Kita tentu belum lupa dengan sejarah panjang perang bersenjata di Aceh yang berujung pada perdamaian. Baru saja berakhir perang, seketika damai sudah lewat 15 tahun lalu, sedangkan agenda kesejahteraan, kemakmuran, keadilan belum juga tersentuh persis seperti wacana yang dikampanyekan di setiap musim politik. Sehingga jika kekuatan mantan pejuang GAM berhasil dilumpuhkan secara total dengan melumpuhkan Muzakir Manaf sebagai panglima, sulit kita berharap Aceh masih punya bargaining yang kuat dihadapan republik dalam setiap uapaya memperjuangkan kewenangan demi kesejahteraan Aceh jangka panjang yang ingin kita wujudkan.
Jalan Perdamaian yang diraih lewat sebuah kesepahaman untuk menormalkan kembali kondisi Aceh seperti saat sebelum genderang perang senjata di tabuhkan bukan berarti semua agenda sebelumnya terhenti secara otomatis seiring tanda tangan damai dibubuhkan, pilihan ‘damai’ ini bukan berarti semua pihak bisa dipastikan puas atau bahkan menganggapnya benar-benar berakhir. Namun, pasti ada yang beranggapan bahwa ini hanya pergantian arena saja, kalau dulu perang senjata, sekarang perang suara lewat jalur yang demokratis.
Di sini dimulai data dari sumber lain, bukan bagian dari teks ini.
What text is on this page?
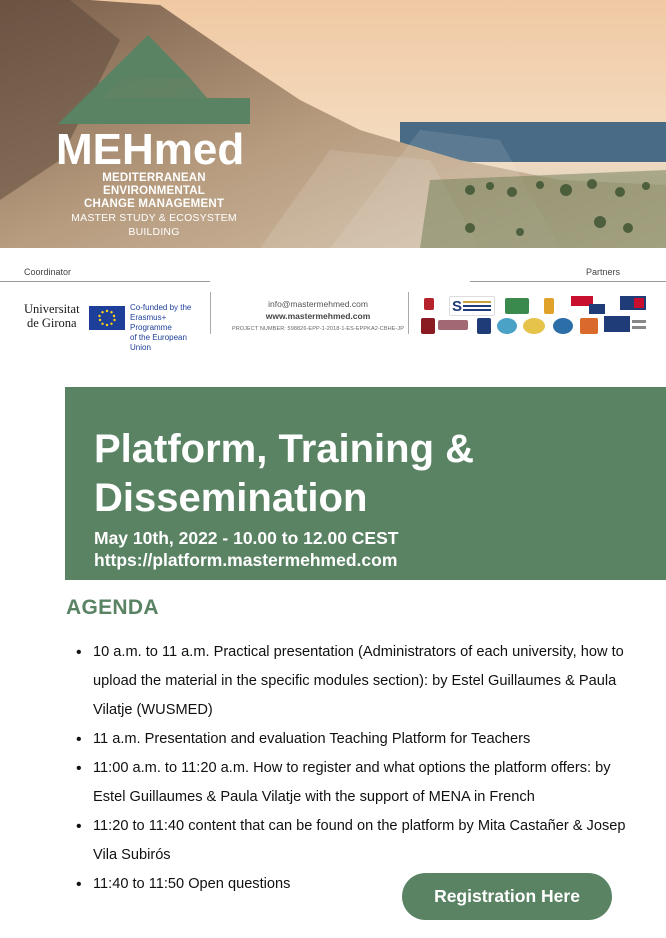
MEHmed
MEDITERRANEAN ENVIRONMENTAL
CHANGE MANAGEMENT
MASTER STUDY & ECOSYSTEM BUILDING
Coordinator	Partners
Universitat
de Girona
Co-funded by the
Erasmus+ Programme
of the European Union
info@mastermehmed.com
www.mastermehmed.com
PROJECT NUMBER: 598826-EPP-1-2018-1-ES-EPPKA2-CBHE-JP
S
Platform, Training & Dissemination
May 10th, 2022 - 10.00 to 12.00 CEST
https://platform.mastermehmed.com
AGENDA
• 10 a.m. to 11 a.m. Practical presentation (Administrators of each university, how to upload the material in the specific modules section): by Estel Guillaumes & Paula Vilatje (WUSMED)
• 11 a.m. Presentation and evaluation Teaching Platform for Teachers
• 11:00 a.m. to 11:20 a.m. How to register and what options the platform offers: by Estel Guillaumes & Paula Vilatje with the support of MENA in French
• 11:20 to 11:40 content that can be found on the platform by Mita Castañer & Josep Vila Subirós
• 11:40 to 11:50 Open questions
Registration Here
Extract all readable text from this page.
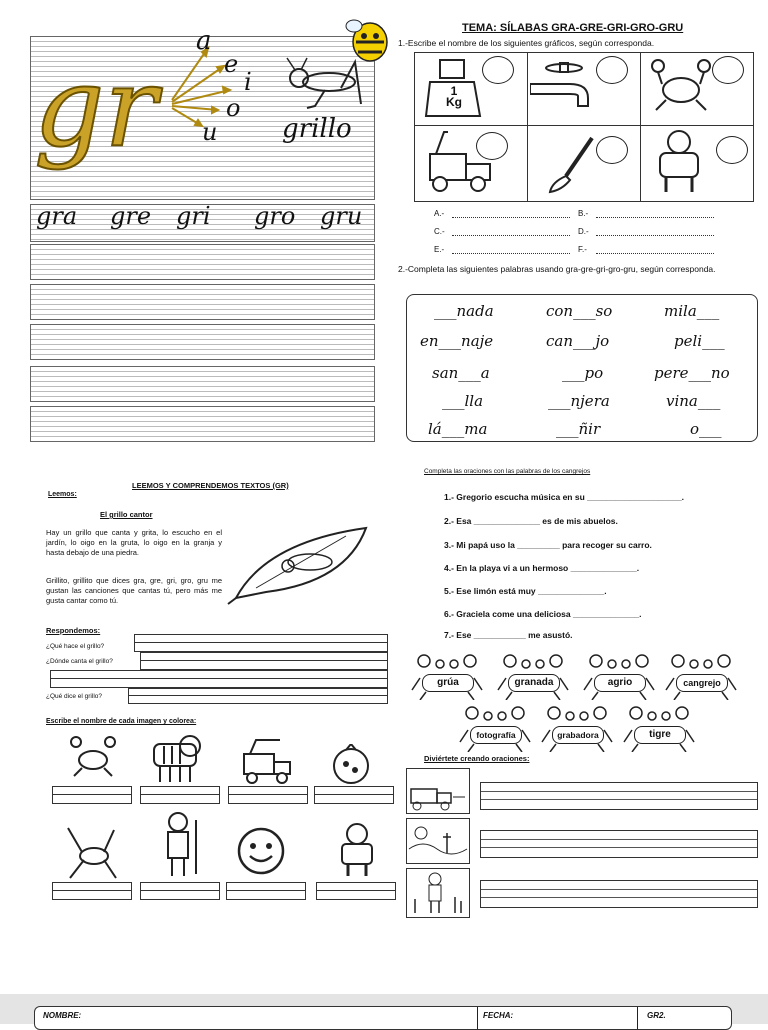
gr
a
e
i
o
u grillo
gra gre gri gro gru
TEMA: SÍLABAS GRA-GRE-GRI-GRO-GRU
1.-Escribe el nombre de los siguientes gráficos, según corresponda.
1 Kg
A.-	B.-
C.-	D.-
E.-	F.-
2.-Completa las siguientes palabras usando gra-gre-gri-gro-gru, según corresponda.
___nada	con___so	mila___
en___naje	can___jo	peli___
san___a	___po	pere___no
___lla	___njera	vina___
lá___ma	___ñir	o___
LEEMOS Y COMPRENDEMOS TEXTOS (GR)
Leemos:
El grillo cantor
Hay un grillo que canta y grita, lo escucho en el jardín, lo oigo en la gruta, lo oigo en la granja y hasta debajo de una piedra.
Grillito, grillito que dices gra, gre, gri, gro, gru me gustan las canciones que cantas tú, pero más me gusta cantar como tú.
Respondemos:
¿Qué hace el grillo?
¿Dónde canta el grillo?
¿Qué dice el grillo?
Escribe el nombre de cada imagen y colorea:
Completa las oraciones con las palabras de los cangrejos
1.- Gregorio escucha música en su ____________________.
2.- Esa ______________ es de mis abuelos.
3.- Mi papá uso la _________ para recoger su carro.
4.- En la playa vi a un hermoso ______________.
5.- Ese limón está muy ______________.
6.- Graciela come una deliciosa ______________.
7.- Ese ___________ me asustó.
grúa	granada	agrio	cangrejo
fotografía	grabadora	tigre
Diviértete creando oraciones:
NOMBRE:	FECHA:	GR2.
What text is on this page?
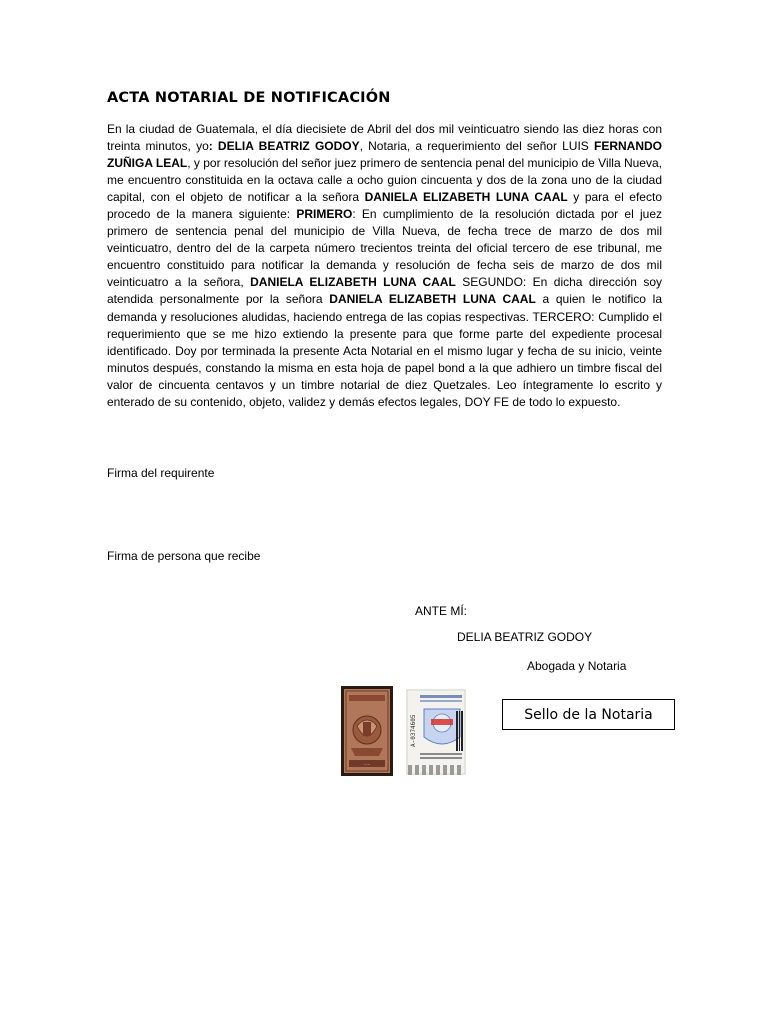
ACTA NOTARIAL DE NOTIFICACIÓN
En la ciudad de Guatemala, el día diecisiete de Abril del dos mil veinticuatro siendo las diez horas con treinta minutos, yo: DELIA BEATRIZ GODOY, Notaria, a requerimiento del señor LUIS FERNANDO ZUÑIGA LEAL, y por resolución del señor juez primero de sentencia penal del municipio de Villa Nueva, me encuentro constituida en la octava calle a ocho guion cincuenta y dos de la zona uno de la ciudad capital, con el objeto de notificar a la señora DANIELA ELIZABETH LUNA CAAL y para el efecto procedo de la manera siguiente: PRIMERO: En cumplimiento de la resolución dictada por el juez primero de sentencia penal del municipio de Villa Nueva, de fecha trece de marzo de dos mil veinticuatro, dentro del de la carpeta número trecientos treinta del oficial tercero de ese tribunal, me encuentro constituido para notificar la demanda y resolución de fecha seis de marzo de dos mil veinticuatro a la señora, DANIELA ELIZABETH LUNA CAAL SEGUNDO: En dicha dirección soy atendida personalmente por la señora DANIELA ELIZABETH LUNA CAAL a quien le notifico la demanda y resoluciones aludidas, haciendo entrega de las copias respectivas. TERCERO: Cumplido el requerimiento que se me hizo extiendo la presente para que forme parte del expediente procesal identificado. Doy por terminada la presente Acta Notarial en el mismo lugar y fecha de su inicio, veinte minutos después, constando la misma en esta hoja de papel bond a la que adhiero un timbre fiscal del valor de cincuenta centavos y un timbre notarial de diez Quetzales. Leo íntegramente lo escrito y enterado de su contenido, objeto, validez y demás efectos legales, DOY FE de todo lo expuesto.
Firma del requirente
Firma de persona que recibe
ANTE MÍ:
DELIA BEATRIZ GODOY
Abogada y Notaria
·····
A-0374605	Sello de la Notaria
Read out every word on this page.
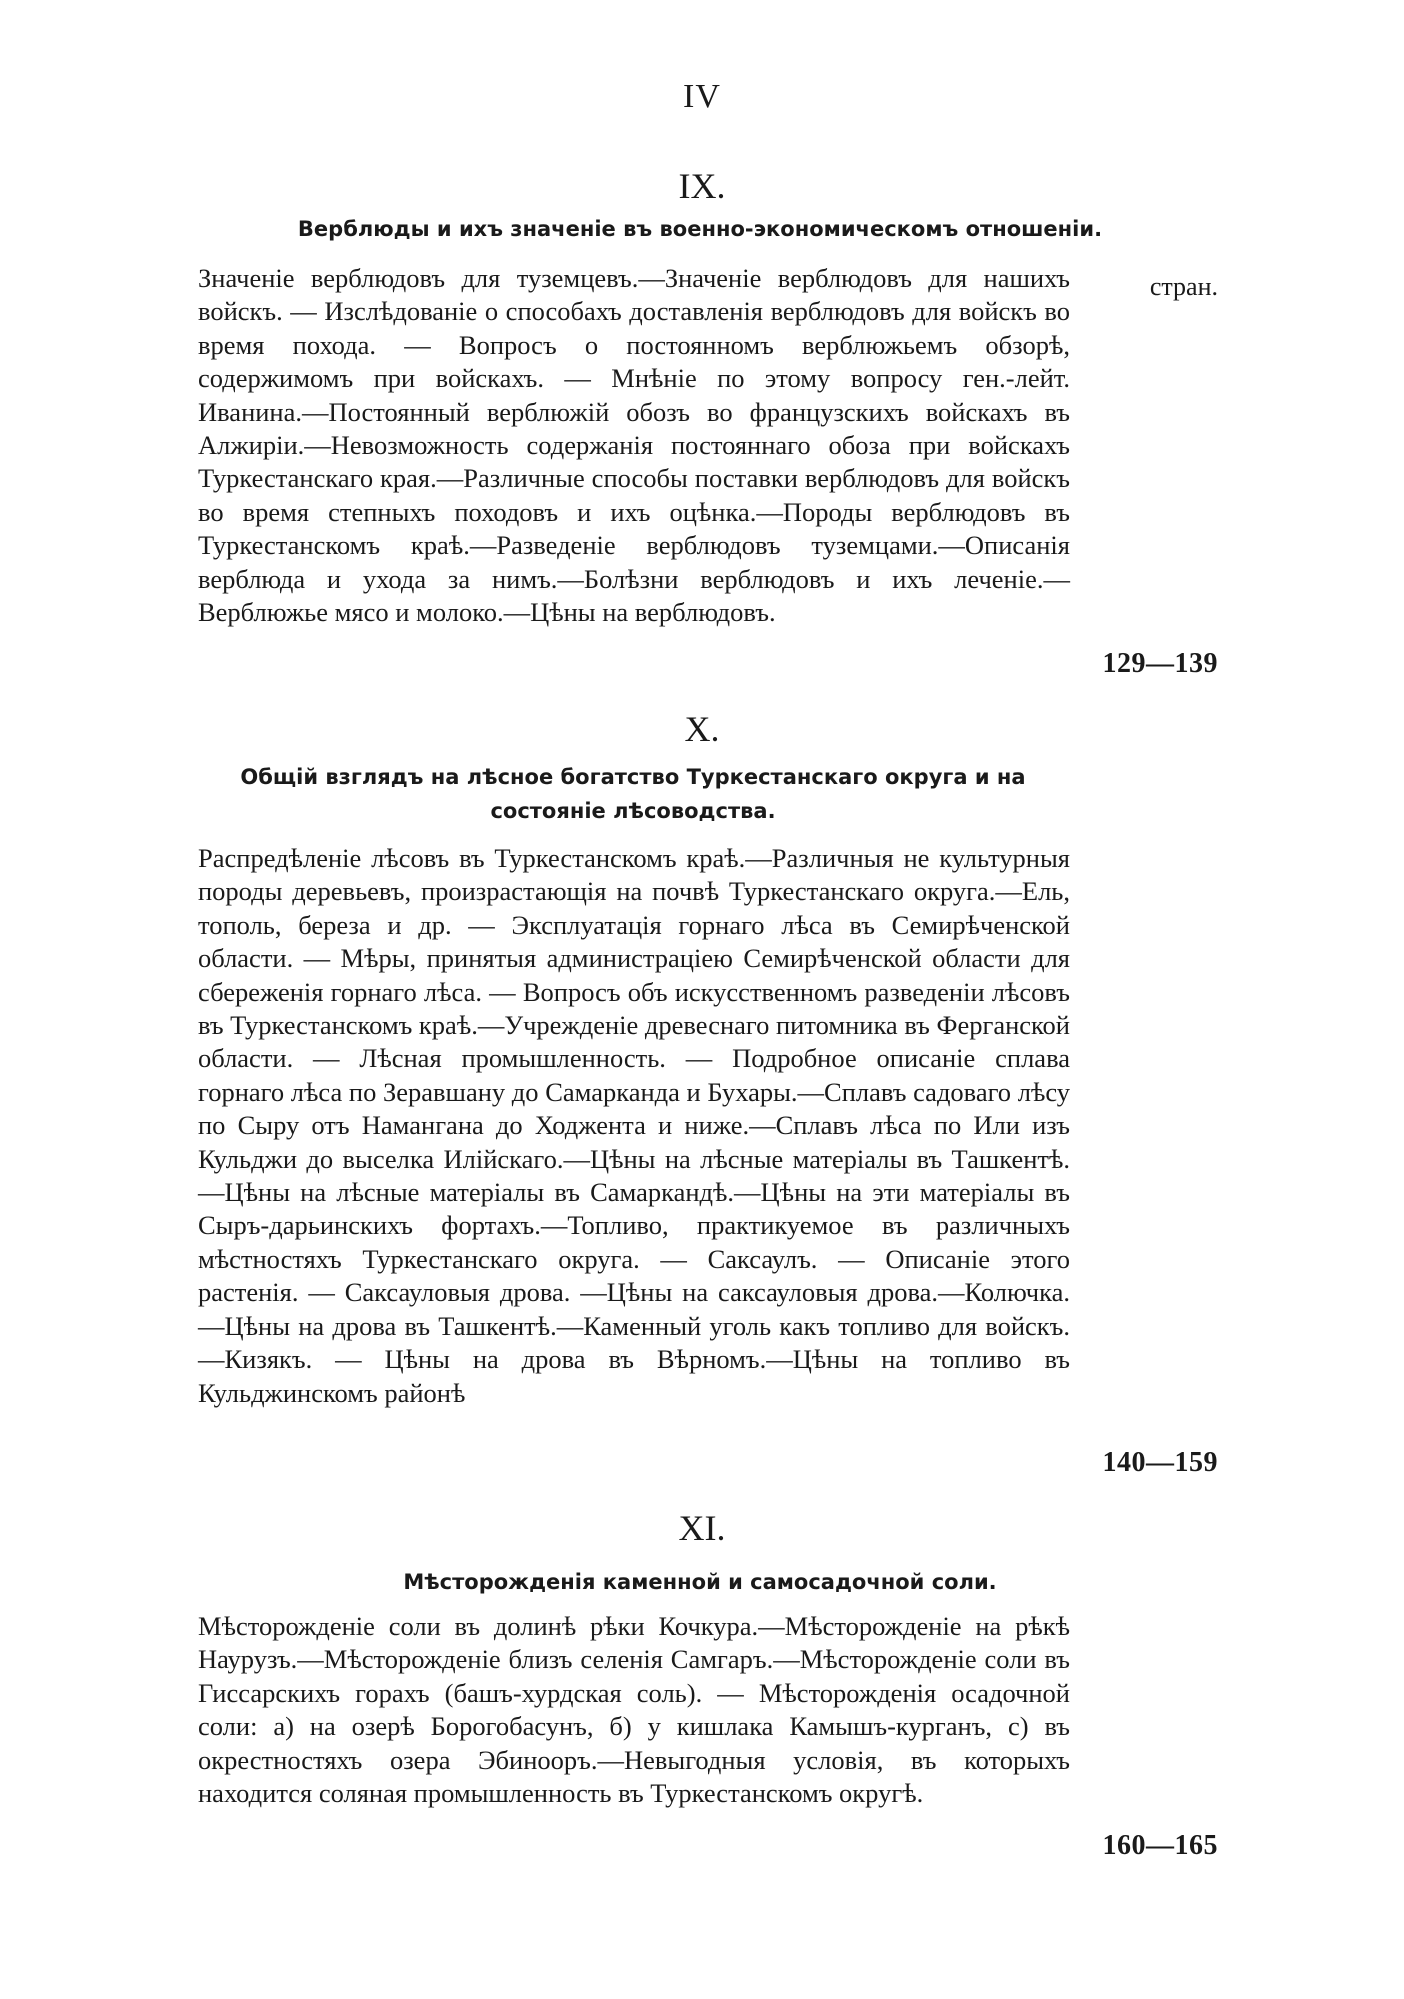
IV
стран.
IX.
Верблюды и ихъ значеніе въ военно-экономическомъ отношеніи.
Значеніе верблюдовъ для туземцевъ.—Значеніе верблюдовъ для нашихъ войскъ. — Изслѣдованіе о способахъ доставленія верблюдовъ для войскъ во время похода. — Вопросъ о постоянномъ верблюжьемъ обзорѣ, содержимомъ при войскахъ. — Мнѣніе по этому вопросу ген.-лейт. Иванина.—Постоянный верблюжій обозъ во французскихъ войскахъ въ Алжиріи.—Невозможность содержанія постояннаго обоза при войскахъ Туркестанскаго края.—Различные способы поставки верблюдовъ для войскъ во время степныхъ походовъ и ихъ оцѣнка.—Породы верблюдовъ въ Туркестанскомъ краѣ.—Разведеніе верблюдовъ туземцами.—Описанія верблюда и ухода за нимъ.—Болѣзни верблюдовъ и ихъ леченіе.—Верблюжье мясо и молоко.—Цѣны на верблюдовъ.
129—139
X.
Общій взглядъ на лѣсное богатство Туркестанскаго округа и на состояніе лѣсоводства.
Распредѣленіе лѣсовъ въ Туркестанскомъ краѣ.—Различныя не культурныя породы деревьевъ, произрастающія на почвѣ Туркестанскаго округа.—Ель, тополь, береза и др. — Эксплуатація горнаго лѣса въ Семирѣченской области. — Мѣры, принятыя администраціею Семирѣченской области для сбереженія горнаго лѣса. — Вопросъ объ искусственномъ разведеніи лѣсовъ въ Туркестанскомъ краѣ.—Учрежденіе древеснаго питомника въ Ферганской области. — Лѣсная промышленность. — Подробное описаніе сплава горнаго лѣса по Зеравшану до Самарканда и Бухары.—Сплавъ садоваго лѣсу по Сыру отъ Намангана до Ходжента и ниже.—Сплавъ лѣса по Или изъ Кульджи до выселка Илійскаго.—Цѣны на лѣсные матеріалы въ Ташкентѣ.—Цѣны на лѣсные матеріалы въ Самаркандѣ.—Цѣны на эти матеріалы въ Сыръ-дарьинскихъ фортахъ.—Топливо, практикуемое въ различныхъ мѣстностяхъ Туркестанскаго округа. — Саксаулъ. — Описаніе этого растенія. — Саксауловыя дрова. —Цѣны на саксауловыя дрова.—Колючка.—Цѣны на дрова въ Ташкентѣ.—Каменный уголь какъ топливо для войскъ.—Кизякъ. — Цѣны на дрова въ Вѣрномъ.—Цѣны на топливо въ Кульджинскомъ районѣ
140—159
XI.
Мѣсторожденія каменной и самосадочной соли.
Мѣсторожденіе соли въ долинѣ рѣки Кочкура.—Мѣсторожденіе на рѣкѣ Наурузъ.—Мѣсторожденіе близъ селенія Самгаръ.—Мѣсторожденіе соли въ Гиссарскихъ горахъ (башъ-хурдская соль). — Мѣсторожденія осадочной соли: а) на озерѣ Борогобасунъ, б) у кишлака Камышъ-курганъ, с) въ окрестностяхъ озера Эбинооръ.—Невыгодныя условія, въ которыхъ находится соляная промышленность въ Туркестанскомъ округѣ.
160—165
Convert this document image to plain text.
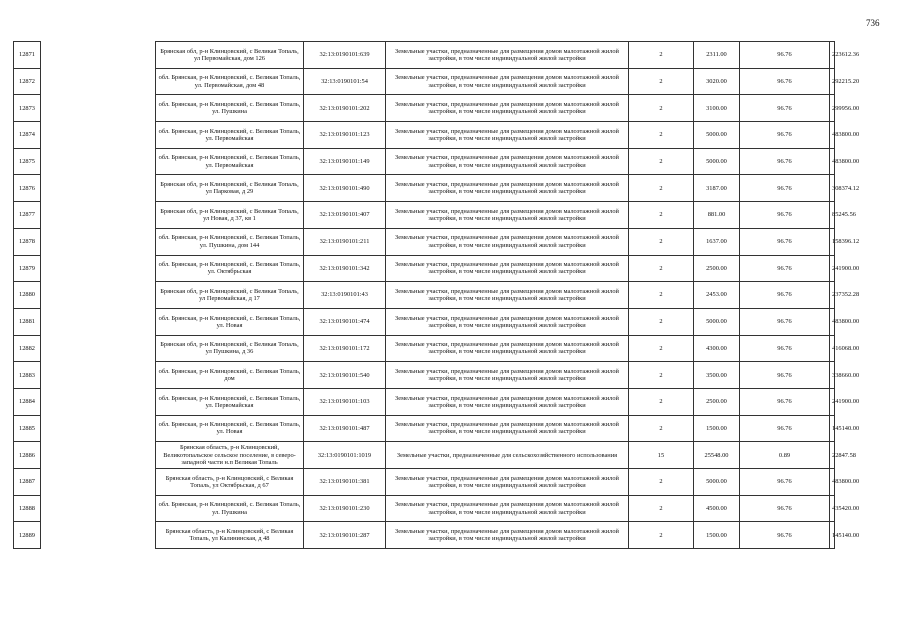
736
12871		Брянская обл, р-н Клинцовский, с Великая Топаль, ул Первомайская, дом 126	32:13:0190101:639	Земельные участки, предназначенные для размещения домов малоэтажной жилой застройки, в том числе индивидуальной жилой застройки	2	2311.00	96.76	223612.36
12872		обл. Брянская, р-н Клинцовский, с. Великая Топаль, ул. Первомайская, дом 48	32:13:0190101:54	Земельные участки, предназначенные для размещения домов малоэтажной жилой застройки, в том числе индивидуальной жилой застройки	2	3020.00	96.76	292215.20
12873		обл. Брянская, р-н Клинцовский, с. Великая Топаль, ул. Пушкина	32:13:0190101:202	Земельные участки, предназначенные для размещения домов малоэтажной жилой застройки, в том числе индивидуальной жилой застройки	2	3100.00	96.76	299956.00
12874		обл. Брянская, р-н Клинцовский, с. Великая Топаль, ул. Первомайская	32:13:0190101:123	Земельные участки, предназначенные для размещения домов малоэтажной жилой застройки, в том числе индивидуальной жилой застройки	2	5000.00	96.76	483800.00
12875		обл. Брянская, р-н Клинцовский, с. Великая Топаль, ул. Первомайская	32:13:0190101:149	Земельные участки, предназначенные для размещения домов малоэтажной жилой застройки, в том числе индивидуальной жилой застройки	2	5000.00	96.76	483800.00
12876		Брянская обл, р-н Клинцовский, с Великая Топаль, ул Парковая, д 29	32:13:0190101:490	Земельные участки, предназначенные для размещения домов малоэтажной жилой застройки, в том числе индивидуальной жилой застройки	2	3187.00	96.76	308374.12
12877		Брянская обл, р-н Клинцовский, с Великая Топаль, ул Новая, д 37, кв 1	32:13:0190101:407	Земельные участки, предназначенные для размещения домов малоэтажной жилой застройки, в том числе индивидуальной жилой застройки	2	881.00	96.76	85245.56
12878		обл. Брянская, р-н Клинцовский, с. Великая Топаль, ул. Пушкина, дом 144	32:13:0190101:211	Земельные участки, предназначенные для размещения домов малоэтажной жилой застройки, в том числе индивидуальной жилой застройки	2	1637.00	96.76	158396.12
12879		обл. Брянская, р-н Клинцовский, с. Великая Топаль, ул. Октябрьская	32:13:0190101:342	Земельные участки, предназначенные для размещения домов малоэтажной жилой застройки, в том числе индивидуальной жилой застройки	2	2500.00	96.76	241900.00
12880		Брянская обл, р-н Клинцовский, с Великая Топаль, ул Первомайская, д 17	32:13:0190101:43	Земельные участки, предназначенные для размещения домов малоэтажной жилой застройки, в том числе индивидуальной жилой застройки	2	2453.00	96.76	237352.28
12881		обл. Брянская, р-н Клинцовский, с. Великая Топаль, ул. Новая	32:13:0190101:474	Земельные участки, предназначенные для размещения домов малоэтажной жилой застройки, в том числе индивидуальной жилой застройки	2	5000.00	96.76	483800.00
12882		Брянская обл, р-н Клинцовский, с Великая Топаль, ул Пушкина, д 36	32:13:0190101:172	Земельные участки, предназначенные для размещения домов малоэтажной жилой застройки, в том числе индивидуальной жилой застройки	2	4300.00	96.76	416068.00
12883		обл. Брянская, р-н Клинцовский, с. Великая Топаль, дом	32:13:0190101:540	Земельные участки, предназначенные для размещения домов малоэтажной жилой застройки, в том числе индивидуальной жилой застройки	2	3500.00	96.76	338660.00
12884		обл. Брянская, р-н Клинцовский, с. Великая Топаль, ул. Первомайская	32:13:0190101:103	Земельные участки, предназначенные для размещения домов малоэтажной жилой застройки, в том числе индивидуальной жилой застройки	2	2500.00	96.76	241900.00
12885		обл. Брянская, р-н Клинцовский, с. Великая Топаль, ул. Новая	32:13:0190101:487	Земельные участки, предназначенные для размещения домов малоэтажной жилой застройки, в том числе индивидуальной жилой застройки	2	1500.00	96.76	145140.00
12886		Брянская область, р-н Клинцовский, Великотопальское сельское поселение, в северо-западной части н.п Великая Топаль	32:13:0190101:1019	Земельные участки, предназначенные для сельскохозяйственного использования	15	25548.00	0.89	22847.58
12887		Брянская область, р-н Клинцовский, с Великая Топаль, ул Октябрьская, д 67	32:13:0190101:381	Земельные участки, предназначенные для размещения домов малоэтажной жилой застройки, в том числе индивидуальной жилой застройки	2	5000.00	96.76	483800.00
12888		обл. Брянская, р-н Клинцовский, с. Великая Топаль, ул. Пушкина	32:13:0190101:230	Земельные участки, предназначенные для размещения домов малоэтажной жилой застройки, в том числе индивидуальной жилой застройки	2	4500.00	96.76	435420.00
12889		Брянская область, р-н Клинцовский, с Великая Топаль, ул Калининская, д 48	32:13:0190101:287	Земельные участки, предназначенные для размещения домов малоэтажной жилой застройки, в том числе индивидуальной жилой застройки	2	1500.00	96.76	145140.00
Di penjuru dunia mana pun, dalam konteks pertarungan apa pun, pada prinsipnya lawan tetap harus ditaklukkan dengan cara sadis maupun sopan, dengan kasar maupun dengan penuh kelembutan. Mengasihi lawan adalah bunuh diri, namun demikian, sesuai dengan prinsip di atas lawan tetap harus ditaklukkan dan ditundukkan atau bahkan dihabisi jika perlu. Tentu jangan juga menghabisi saya karena tulisan ini. Sebab, dunia sudah berubah.
Bagi petarung profesional, menaklukkan lawan tidak selalu dengan cara menghabisi jasadnya secara sadis bin kejam. Namun, menundukkan lawan sesuai dengan kelasnya, hanya musuh tertentu dengan kelas tertentu yang perlu dihabisi. Terkadang ada lawan yang hanya perlu didiamkan baik dengan ‘kasih sayang?’ maupun dengan sedikit ancaman.
Semua itu tergantung dari kualitas lawan dan konsekuensi yang harus dihadapi ketika ia ditaklukkan.
Lalu apakah ia tetap dibiarkan jadi lawan yang terus menebar ancaman?
Tentu Tidak, jika perlu berikan ia sedikit kekuasaan, namun pastikan semuanya terkendali. Sedikit mengancam atau melawan maka tinggal ‘bongkar’ kesalahannya, giring dia ke meja hukum, pasung dia di penjara atau bahkan biarkan dia dihabisi oleh temannya sendiri. Sungguh kita tidak menginginkan agenda yang sama terulang pada Panglima.
Maka “Penyelamatan Panglima Pada Pilkada 2022” harus dilakukan mulai hari ini, besok dan seterusnya. Jadikan dia Panglima yang utuh, yang penuh dengan kewibawaan sebagai Panglima Perang Aceh, bukan sebagai Gubernur Aceh, yang dalam setiap detiknya berada dalam bidikan lawan untuk dihentikan.
Ingat “Petarung profesional, akan melucuti lawan dengan cara profesional, hanya petarung amatir yang mempertaruhkan nyawa untuk secangkir kopi pagi gratis.”
Mantan Kombatan Gerakan Aceh Merdeka (GAM) S.O.L.I.D lah, untuk Aceh berserta kandungannya!.